The rave culture from the late 1980s is a distant memory for those who can recall it. The politics of the time were undoubtedly marred by the banning of events with “repetitive beats” as a punishable crime. Granted, the drug laden party goers are the reason for the ban and not so much the music, what exactly was it like to be in the rave culture? In Bed With My Brother have created We Are Ian, the name sake in question being Ian Taylor. A former DJ and a painter and decorator, he has been approach by this theatre group to formulate a memoir of this time. Whilst he had grand visions of 12 part epic with a young boy as him (just picture that), this was swiftly brushed aside for this condensed, more approachable look at the culture.
We Are Ian features Dora Lynn, Nora Alexander and Kat Cory, three powerhouse performers in a work which contain so much energy you can feel electricity in the air. Their relentless dance episodes are rampant and stylised with flair, as the beats go on and on. This time capsule is brought back to life with a vivid assault on the senses as we go along with eyes bulging and mouths open, roaring with laughter. There is some clever word play with drug slang of the time and remixes of the era.

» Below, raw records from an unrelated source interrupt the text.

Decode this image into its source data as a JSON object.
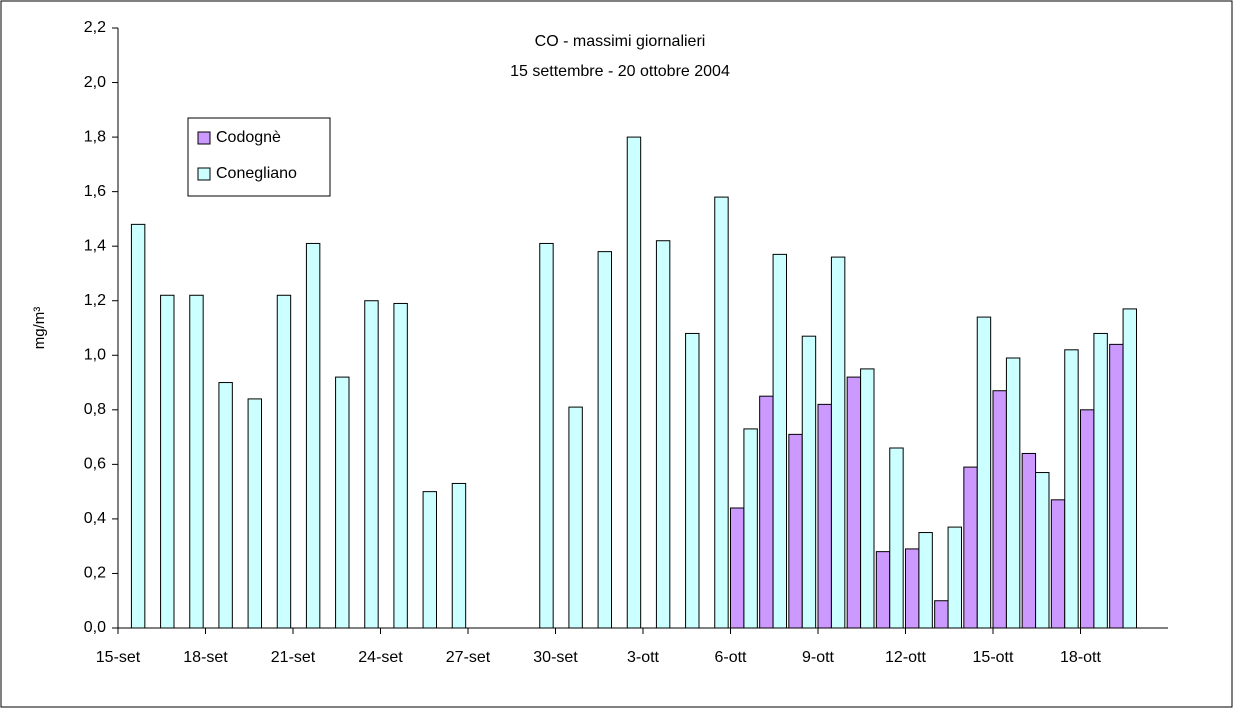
{
  "chart_data": {
    "type": "bar",
    "title": "CO - massimi giornalieri",
    "subtitle": "15 settembre - 20 ottobre 2004",
    "y_label": "mg/m³",
    "categories": [
      "15-set",
      null,
      null,
      "18-set",
      null,
      null,
      "21-set",
      null,
      null,
      "24-set",
      null,
      null,
      "27-set",
      null,
      null,
      "30-set",
      null,
      null,
      "3-ott",
      null,
      null,
      "6-ott",
      null,
      null,
      "9-ott",
      null,
      null,
      "12-ott",
      null,
      null,
      "15-ott",
      null,
      null,
      "18-ott",
      null,
      null
    ],
    "series": [
      {
        "name": "Codognè",
        "color": "#cc99ff",
        "values": [
          null,
          null,
          null,
          null,
          null,
          null,
          null,
          null,
          null,
          null,
          null,
          null,
          null,
          null,
          null,
          null,
          null,
          null,
          null,
          null,
          null,
          0.44,
          0.85,
          0.71,
          0.82,
          0.92,
          0.28,
          0.29,
          0.1,
          0.59,
          0.87,
          0.64,
          0.47,
          0.8,
          1.04,
          null
        ]
      },
      {
        "name": "Conegliano",
        "color": "#ccffff",
        "values": [
          1.48,
          1.22,
          1.22,
          0.9,
          0.84,
          1.22,
          1.41,
          0.92,
          1.2,
          1.19,
          0.5,
          0.53,
          null,
          null,
          1.41,
          0.81,
          1.38,
          1.8,
          1.42,
          1.08,
          1.58,
          0.73,
          1.37,
          1.07,
          1.36,
          0.95,
          0.66,
          0.35,
          0.37,
          1.14,
          0.99,
          0.57,
          1.02,
          1.08,
          1.17,
          null
        ]
      }
    ],
    "ylim": [
      0,
      2.2
    ],
    "yticks": [
      {
        "value": 0,
        "label": "0,0"
      },
      {
        "value": 0.2,
        "label": "0,2"
      },
      {
        "value": 0.4,
        "label": "0,4"
      },
      {
        "value": 0.6,
        "label": "0,6"
      },
      {
        "value": 0.8,
        "label": "0,8"
      },
      {
        "value": 1.0,
        "label": "1,0"
      },
      {
        "value": 1.2,
        "label": "1,2"
      },
      {
        "value": 1.4,
        "label": "1,4"
      },
      {
        "value": 1.6,
        "label": "1,6"
      },
      {
        "value": 1.8,
        "label": "1,8"
      },
      {
        "value": 2.0,
        "label": "2,0"
      },
      {
        "value": 2.2,
        "label": "2,2"
      }
    ],
    "grid": false,
    "legend": "top-left"
  }
}
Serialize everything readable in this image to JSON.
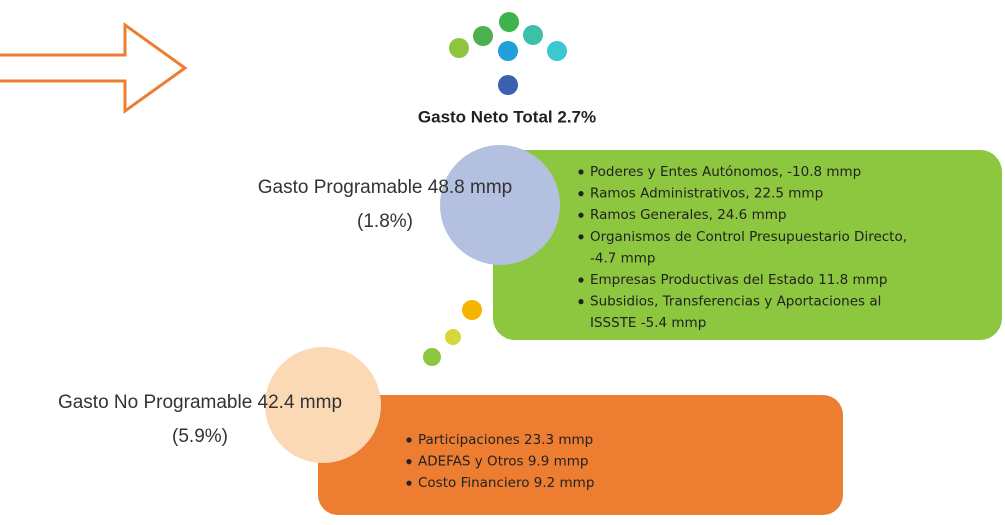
{
  "title": "Gasto Neto Total 2.7%",
  "groups": [
    {
      "label": "Gasto Programable 48.8 mmp",
      "sublabel": "(1.8%)",
      "items": [
        [
          "Poderes y Entes Autónomos, -10.8 mmp"
        ],
        [
          "Ramos Administrativos, 22.5 mmp"
        ],
        [
          "Ramos Generales, 24.6 mmp"
        ],
        [
          "Organismos de Control Presupuestario Directo,",
          "-4.7  mmp"
        ],
        [
          "Empresas Productivas del Estado 11.8 mmp"
        ],
        [
          "Subsidios, Transferencias y Aportaciones al",
          "ISSSTE  -5.4 mmp"
        ]
      ]
    },
    {
      "label": "Gasto No Programable 42.4 mmp",
      "sublabel": "(5.9%)",
      "items": [
        [
          "Participaciones 23.3 mmp"
        ],
        [
          "ADEFAS y Otros 9.9 mmp"
        ],
        [
          "Costo Financiero 9.2 mmp"
        ]
      ]
    }
  ]
}
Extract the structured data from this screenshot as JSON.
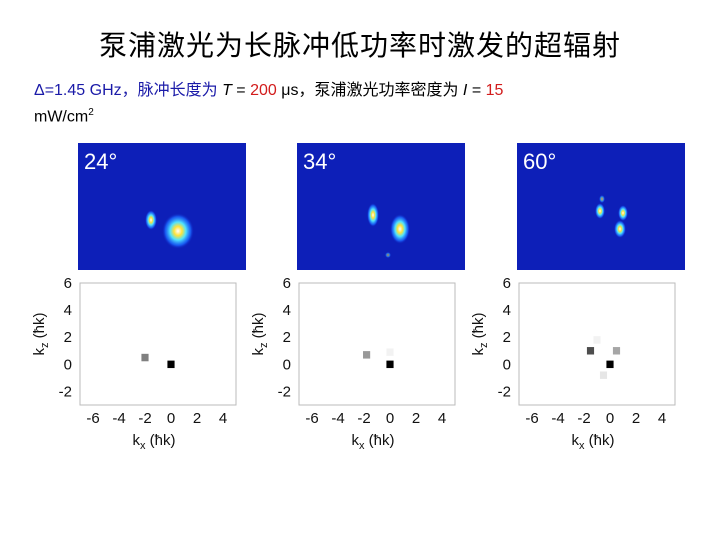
{
  "title": "泵浦激光为长脉冲低功率时激发的超辐射",
  "params": {
    "delta": "Δ=1.45 GHz，脉冲长度为 ",
    "T_sym": "T",
    "eq1": " = ",
    "T_val": "200",
    "T_unit": " μs，泵浦激光功率密度为 ",
    "I_sym": "I",
    "eq2": " = ",
    "I_val": "15",
    "I_unit_main": "mW/cm",
    "I_unit_sup": "2"
  },
  "panels": [
    {
      "angle": "24°"
    },
    {
      "angle": "34°"
    },
    {
      "angle": "60°"
    }
  ],
  "axes": {
    "xlabel_main": "k",
    "xlabel_sub": "x",
    "xlabel_unit": " (ħk)",
    "ylabel_main": "k",
    "ylabel_sub": "z",
    "ylabel_unit": " (ħk)",
    "xticks": [
      "-6",
      "-4",
      "-2",
      "0",
      "2",
      "4"
    ],
    "yticks": [
      "6",
      "4",
      "2",
      "0",
      "-2"
    ]
  },
  "chart_data": [
    {
      "type": "heatmap",
      "label": "24°",
      "xlim": [
        -7,
        5
      ],
      "ylim": [
        -3,
        6
      ],
      "points": [
        {
          "x": 0,
          "y": 0,
          "intensity": 1.0
        },
        {
          "x": -2,
          "y": 0.5,
          "intensity": 0.5
        }
      ]
    },
    {
      "type": "heatmap",
      "label": "34°",
      "xlim": [
        -7,
        5
      ],
      "ylim": [
        -3,
        6
      ],
      "points": [
        {
          "x": 0,
          "y": 0,
          "intensity": 1.0
        },
        {
          "x": -1.8,
          "y": 0.7,
          "intensity": 0.4
        },
        {
          "x": 0,
          "y": 0.9,
          "intensity": 0.05
        }
      ]
    },
    {
      "type": "heatmap",
      "label": "60°",
      "xlim": [
        -7,
        5
      ],
      "ylim": [
        -3,
        6
      ],
      "points": [
        {
          "x": 0,
          "y": 0,
          "intensity": 1.0
        },
        {
          "x": -1.5,
          "y": 1,
          "intensity": 0.7
        },
        {
          "x": 0.5,
          "y": 1,
          "intensity": 0.35
        },
        {
          "x": -0.5,
          "y": -0.8,
          "intensity": 0.1
        },
        {
          "x": -1,
          "y": 1.8,
          "intensity": 0.05
        }
      ]
    }
  ]
}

No biscuit survives this rave apocalypse. I of course mean real biscuits and not the drug (biscuit meant an ecstasy pill), though the show is its own amazing high anyway. Most are either ferociously eaten by the cast, offered to us to try (it was dryer than Oscar Wilde) or smashed against the floor, leaving biscuit dust everywhere. For a brief moment I was horrified as bashed up biscuits in the packet were shaken over my head, in one of many ice breaking acts throughout the night. As we hear Ian recount stories and insight about what it meant to take part, a flicking light bulb flashes as he speaks, though he soon stops and leave the three of them in the dark, forcing themselves in a remarkable dance of death. We deeply feel their exhaustion here, by the end of their struggle they pant on the ground recovering from their frenzied choreography.
The humour of the show is a great selling point as well. A vision of Thatcher on a screen results in screaming from all three, perhaps the funniest moment of the whole show. Their reactions to audience participation is another great example, as their over abundance to the situation is met with bewilderment by us as spectators. This is not a show for those not so keen on audience participation, since no prisoners remain. We Are Ian’s success is proven by its ending as they encouraged us to take part in the rave, as most in the audience got up on stage and did the Mashed Potato and Cold Spaghetti moves for one last time.
This is one rave you wont want to miss this winter.